On December 7th of this year we celebrate the 175th birthday of the New York Philharmonic providing us with an opportunity to look back on a history of groundbreaking events and innovations.

Since its first concert in 1842, the New York Philharmonic has been a precedent-setting, forward-thinking group of entrepreneurs that sought to offer symphonic masterworks — a novelty in New York at that time. What follows is a selection of “firsts” that has propelled this orchestra from its early beginnings to the forefront of the music world over its 175 years.

1843: First Orchestra to Allow Unaccompanied Women to Attend

In 1843 the musician’s created a special class of membership for concert goers that allowed anyone who subscribed to attend the rehearsals which occurred during the day. The unintended result of this new system was that women could attend without being accompanied by a man, which New York society did not permit for the evening concerts. Subscriptions boomed and the rehearsal became what would be known as the matinee attended principally by women. As this 1867 New York Times article explains, it took quite a few years for other New York managers to catch on, but once they did the matinee became a popular, and enduring, attraction.

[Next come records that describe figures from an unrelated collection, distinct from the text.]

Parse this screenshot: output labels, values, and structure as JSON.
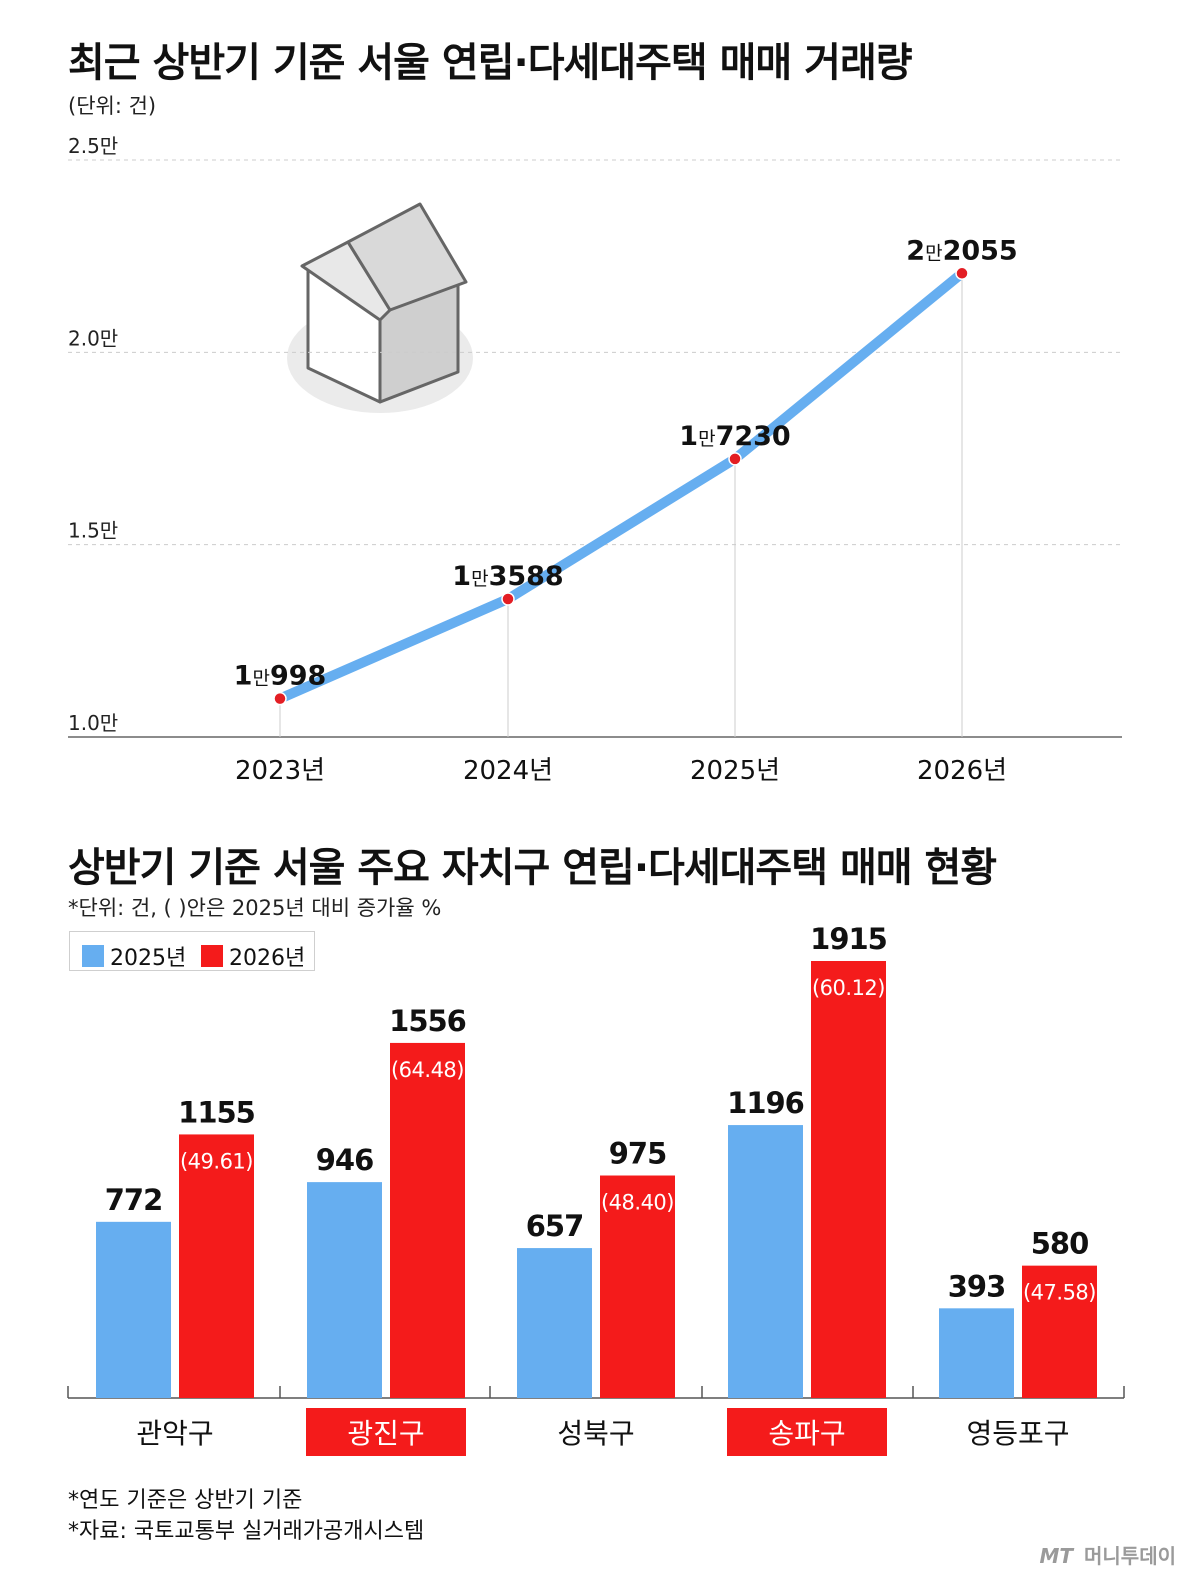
{
  "colors": {
    "line": "#66aef0",
    "point": "#e31e24",
    "bar_2025": "#66aef0",
    "bar_2026": "#f41b1b",
    "grid": "#cccccc",
    "highlight_label_bg": "#f41b1b"
  },
  "icons": [
    "house-icon"
  ],
  "chart_data": [
    {
      "type": "line",
      "title": "최근 상반기 기준 서울 연립·다세대주택 매매 거래량",
      "unit_note": "(단위: 건)",
      "x": [
        "2023년",
        "2024년",
        "2025년",
        "2026년"
      ],
      "values": [
        10998,
        13588,
        17230,
        22055
      ],
      "data_labels": [
        {
          "man": "1",
          "unit": "만",
          "rest": "998"
        },
        {
          "man": "1",
          "unit": "만",
          "rest": "3588"
        },
        {
          "man": "1",
          "unit": "만",
          "rest": "7230"
        },
        {
          "man": "2",
          "unit": "만",
          "rest": "2055"
        }
      ],
      "ylim": [
        10000,
        25000
      ],
      "yticks": [
        10000,
        15000,
        20000,
        25000
      ],
      "ytick_labels": [
        "1.0만",
        "1.5만",
        "2.0만",
        "2.5만"
      ],
      "grid": true
    },
    {
      "type": "bar",
      "title": "상반기 기준 서울 주요 자치구 연립·다세대주택 매매 현황",
      "unit_note": "*단위: 건, ( )안은 2025년 대비 증가율 %",
      "legend_position": "top-left",
      "categories": [
        "관악구",
        "광진구",
        "성북구",
        "송파구",
        "영등포구"
      ],
      "highlighted_categories": [
        "광진구",
        "송파구"
      ],
      "series": [
        {
          "name": "2025년",
          "values": [
            772,
            946,
            657,
            1196,
            393
          ]
        },
        {
          "name": "2026년",
          "values": [
            1155,
            1556,
            975,
            1915,
            580
          ]
        }
      ],
      "growth_labels": [
        "(49.61)",
        "(64.48)",
        "(48.40)",
        "(60.12)",
        "(47.58)"
      ],
      "ylim": [
        0,
        1915
      ]
    }
  ],
  "footnotes": [
    "*연도 기준은 상반기 기준",
    "*자료: 국토교통부 실거래가공개시스템"
  ],
  "credit": {
    "mark": "MT",
    "name": "머니투데이"
  }
}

Mrs. Francis G. Shaw, first woman to attend a rehearsal, pictured here with her daughter, grand-daughter, and great-grandson. Circa 1900.

1846: First Beethoven 9 in the U.S. • First English translation

The first U.S. performance of Beethoven's 9th symphony took place at Castle Garden (now Castle Clinton, Battery Park) in May 1846. The Philharmonic had the Ode to Joy translated into English and printed the revised choral parts. A copy of the translated part was filed with the U.S. Congress (a form of copyright at the time). The Archives holds the printing plates for the parts.

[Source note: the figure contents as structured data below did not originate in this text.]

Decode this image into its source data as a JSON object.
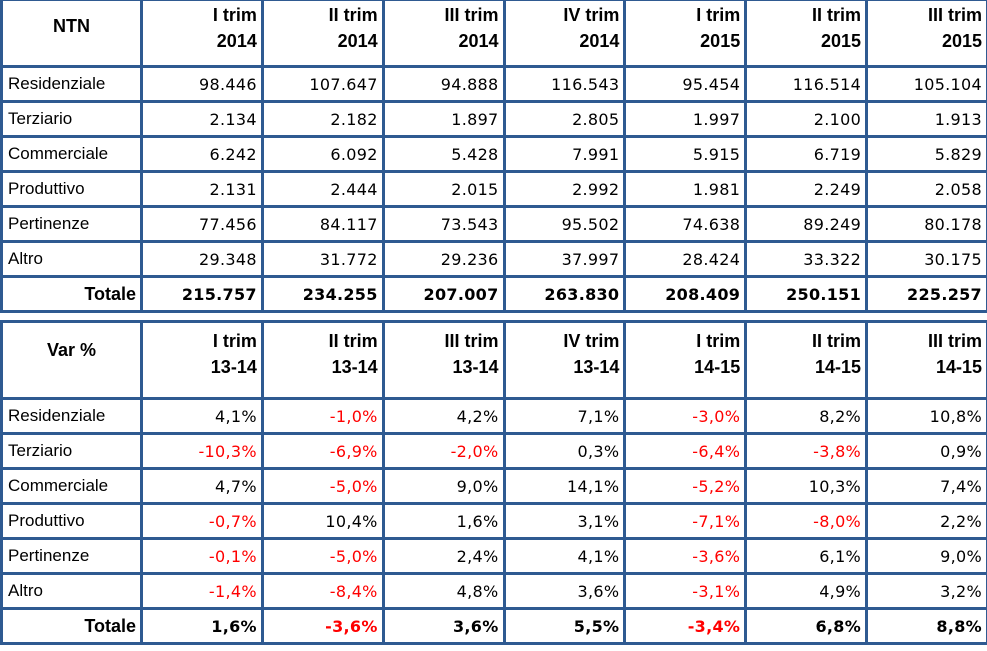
{
  "border_color": "#2f5a91",
  "negative_color": "#ff0000",
  "ntn_table": {
    "corner": "NTN",
    "columns": [
      [
        "I trim",
        "2014"
      ],
      [
        "II trim",
        "2014"
      ],
      [
        "III trim",
        "2014"
      ],
      [
        "IV trim",
        "2014"
      ],
      [
        "I trim",
        "2015"
      ],
      [
        "II trim",
        "2015"
      ],
      [
        "III trim",
        "2015"
      ]
    ],
    "rows": [
      {
        "label": "Residenziale",
        "values": [
          "98.446",
          "107.647",
          "94.888",
          "116.543",
          "95.454",
          "116.514",
          "105.104"
        ]
      },
      {
        "label": "Terziario",
        "values": [
          "2.134",
          "2.182",
          "1.897",
          "2.805",
          "1.997",
          "2.100",
          "1.913"
        ]
      },
      {
        "label": "Commerciale",
        "values": [
          "6.242",
          "6.092",
          "5.428",
          "7.991",
          "5.915",
          "6.719",
          "5.829"
        ]
      },
      {
        "label": "Produttivo",
        "values": [
          "2.131",
          "2.444",
          "2.015",
          "2.992",
          "1.981",
          "2.249",
          "2.058"
        ]
      },
      {
        "label": "Pertinenze",
        "values": [
          "77.456",
          "84.117",
          "73.543",
          "95.502",
          "74.638",
          "89.249",
          "80.178"
        ]
      },
      {
        "label": "Altro",
        "values": [
          "29.348",
          "31.772",
          "29.236",
          "37.997",
          "28.424",
          "33.322",
          "30.175"
        ]
      }
    ],
    "total": {
      "label": "Totale",
      "values": [
        "215.757",
        "234.255",
        "207.007",
        "263.830",
        "208.409",
        "250.151",
        "225.257"
      ]
    }
  },
  "var_table": {
    "corner": "Var %",
    "columns": [
      [
        "I trim",
        "13-14"
      ],
      [
        "II trim",
        "13-14"
      ],
      [
        "III trim",
        "13-14"
      ],
      [
        "IV trim",
        "13-14"
      ],
      [
        "I trim",
        "14-15"
      ],
      [
        "II trim",
        "14-15"
      ],
      [
        "III trim",
        "14-15"
      ]
    ],
    "rows": [
      {
        "label": "Residenziale",
        "values": [
          "4,1%",
          "-1,0%",
          "4,2%",
          "7,1%",
          "-3,0%",
          "8,2%",
          "10,8%"
        ]
      },
      {
        "label": "Terziario",
        "values": [
          "-10,3%",
          "-6,9%",
          "-2,0%",
          "0,3%",
          "-6,4%",
          "-3,8%",
          "0,9%"
        ]
      },
      {
        "label": "Commerciale",
        "values": [
          "4,7%",
          "-5,0%",
          "9,0%",
          "14,1%",
          "-5,2%",
          "10,3%",
          "7,4%"
        ]
      },
      {
        "label": "Produttivo",
        "values": [
          "-0,7%",
          "10,4%",
          "1,6%",
          "3,1%",
          "-7,1%",
          "-8,0%",
          "2,2%"
        ]
      },
      {
        "label": "Pertinenze",
        "values": [
          "-0,1%",
          "-5,0%",
          "2,4%",
          "4,1%",
          "-3,6%",
          "6,1%",
          "9,0%"
        ]
      },
      {
        "label": "Altro",
        "values": [
          "-1,4%",
          "-8,4%",
          "4,8%",
          "3,6%",
          "-3,1%",
          "4,9%",
          "3,2%"
        ]
      }
    ],
    "total": {
      "label": "Totale",
      "values": [
        "1,6%",
        "-3,6%",
        "3,6%",
        "5,5%",
        "-3,4%",
        "6,8%",
        "8,8%"
      ]
    }
  }
}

1926: First Synchronized Movie Soundtrack

In 1926, the Philharmonic recorded the first soundtrack for a film, in this case the silent feature Don Juan, starring John Barrymore. This recording used the Vitaphone – a device that synchronized sounds on disc with motion pictures. Prior to the start of the movie, musical shorts were shown to “prove” the new technology. One of these was of the Philharmonic playing Wagner’s Overture to Tannhäuser. This was the first moving image of a symphony orchestra where the playing was also heard.

1963: First Television Broadcast of Complete Mahler Symphony

News of President Kennedy’s assassination reached the New York Philharmonic during an afternoon subscription concert led by George Szell on November 22, 1963. On November 24, Leonard Bernstein conducted Mahler’s Symphony No. 2, Resurrection, in a televised tribute to JFK (the first time the complete symphony was televised). Performing Mahler for an event of this nature was unprecedented at the time.

2008: First Orchestra to North Korea

The world watched as the New York Philharmonic traveled to Pyongyang, North Korea, in February 2008, bringing a delegation of 300 Philharmonic musicians, staff, and patrons, as well as journalists. During the 48-hour visit, small bridges were built between the peoples of two nations that have been alienated from each other. Agreements were made for real-time, uncensored reporting by the world’s media. There was cultural exchange — chamber-music collaborations, master classes, a gift of musical supplies. Joe Biden, then chairman of the U.S. Senate Committee on Foreign Relations, said: “The orchestra provided the North Korean people with a glimpse of the New World … [the] rendition of the ancient Korean folk song ‘Arirang,’ beloved by all Koreans, was especially poignant, reminding us of our shared humanity and demonstrating the power of music to transcend language barriers, national boundaries, and politics.”